Forget about whether
Apple buying Twitter is a boneheaded move. Here’s what it is: It isn’t a Steve Jobs move. This is the first sign of the post-Jobs Apple.
The argument at Apple since Jobs got sick has been that the bench is deep, that it’s not a one-man show, that his acolytes and lackeys would know what to do when the time came.
Jobs' odd and singular point of view has been always to focus on the machine. It’s been the Apple formula almost without deviation: Build a beautiful machine with beautiful software to go with it—each dependent on the other.
In a world where hardware was commoditized, this was highly counter-intuitive. There may not be anyone else in the whole technology business who believes so much in this idea. In a software-driven world, there may not be anyone who believes in this idea at all. Indeed, it was the stubbornness and limited vision of this idea that allowed Microsoft for so long to dominate the PC world—and that, for both better and worse, made Apple what it is.
Probably even the people at Apple who have worked with Jobs for many years, and who have, variously, been oppressed by him, don’t believe in the idea of the machine either. And who can blame them? Everyday the world becomes less and less tethered to any sort of machine—except if you have an Apple-made machine.
(AP Photo)
For the better part of a decade, Microsoft, which pioneered machine-agnostic software, had been running after the next iteration of machinelessness, mostly ineptly trying to find its Internet place, and now vainly trying to somehow compete in the Google-style clouds.
You’d be hard-pressed not to try to compete with Google if you were a technology executive—except if you were Steve Jobs. Jobs, when last seen, still seemed uniquely and crankily to pursue the idea that if you had a sexy box you were a sexy person with enough market share to make it work for you.

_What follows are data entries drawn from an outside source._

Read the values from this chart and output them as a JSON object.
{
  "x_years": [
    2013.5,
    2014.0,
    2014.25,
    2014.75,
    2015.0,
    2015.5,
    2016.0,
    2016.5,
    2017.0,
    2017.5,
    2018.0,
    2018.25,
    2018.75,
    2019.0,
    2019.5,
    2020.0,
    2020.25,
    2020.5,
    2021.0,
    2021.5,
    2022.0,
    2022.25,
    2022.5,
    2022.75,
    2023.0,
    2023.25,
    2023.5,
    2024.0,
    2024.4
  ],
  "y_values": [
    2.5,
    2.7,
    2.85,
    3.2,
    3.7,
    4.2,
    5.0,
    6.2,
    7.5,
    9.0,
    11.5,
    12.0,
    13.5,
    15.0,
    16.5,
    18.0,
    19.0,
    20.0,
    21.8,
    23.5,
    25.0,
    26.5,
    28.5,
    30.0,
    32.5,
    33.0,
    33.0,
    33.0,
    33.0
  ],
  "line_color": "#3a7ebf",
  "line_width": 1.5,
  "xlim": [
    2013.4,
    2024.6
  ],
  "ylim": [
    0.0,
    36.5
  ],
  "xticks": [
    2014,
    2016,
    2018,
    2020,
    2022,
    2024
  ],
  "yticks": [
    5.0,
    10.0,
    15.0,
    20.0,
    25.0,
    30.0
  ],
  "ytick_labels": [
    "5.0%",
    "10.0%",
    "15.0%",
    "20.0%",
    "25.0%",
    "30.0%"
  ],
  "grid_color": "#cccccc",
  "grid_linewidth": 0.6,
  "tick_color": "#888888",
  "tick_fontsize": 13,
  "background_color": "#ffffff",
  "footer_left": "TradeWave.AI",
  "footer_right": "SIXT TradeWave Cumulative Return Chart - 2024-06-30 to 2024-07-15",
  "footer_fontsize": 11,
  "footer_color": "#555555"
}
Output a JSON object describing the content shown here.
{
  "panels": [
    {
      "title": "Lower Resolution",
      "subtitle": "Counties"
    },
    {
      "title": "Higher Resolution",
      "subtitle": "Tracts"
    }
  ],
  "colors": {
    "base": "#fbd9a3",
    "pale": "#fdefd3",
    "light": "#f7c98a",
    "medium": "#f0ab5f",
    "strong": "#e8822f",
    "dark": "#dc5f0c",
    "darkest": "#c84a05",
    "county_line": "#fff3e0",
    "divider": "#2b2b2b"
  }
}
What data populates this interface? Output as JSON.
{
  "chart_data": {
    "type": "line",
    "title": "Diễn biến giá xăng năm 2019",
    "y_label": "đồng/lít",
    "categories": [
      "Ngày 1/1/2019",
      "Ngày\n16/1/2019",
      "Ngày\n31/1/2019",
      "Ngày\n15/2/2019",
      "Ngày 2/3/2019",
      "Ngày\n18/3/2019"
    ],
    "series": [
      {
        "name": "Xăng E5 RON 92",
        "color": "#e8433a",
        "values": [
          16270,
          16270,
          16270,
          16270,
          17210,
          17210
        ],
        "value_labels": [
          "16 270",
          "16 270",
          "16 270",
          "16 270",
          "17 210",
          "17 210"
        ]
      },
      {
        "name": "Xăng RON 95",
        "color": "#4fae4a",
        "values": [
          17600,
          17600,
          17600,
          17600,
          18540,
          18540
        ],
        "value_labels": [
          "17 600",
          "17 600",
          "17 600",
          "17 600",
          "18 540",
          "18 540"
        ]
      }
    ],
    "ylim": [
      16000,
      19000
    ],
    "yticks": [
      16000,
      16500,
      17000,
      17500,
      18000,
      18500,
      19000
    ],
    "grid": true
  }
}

But now Twitter. Apple is seriously considering buying Twitter because it has exactly what unique relationship to the Macintosh or iPod or iPhone? Well, precisely none at all. Instead, what this is is a non-Google company’s effort to
compete with Google, or deprive Google of
the chance to buy Twitter, or, even more grandly and desperately, somehow try to join the social networking world. None of which has anything directly to do with the great Apple machine.
But Apple, post-Jobs, likely becomes an ordinary technology company in a big dither about catching up to somebody else, trying to buy whatever somebody else might be trying to buy.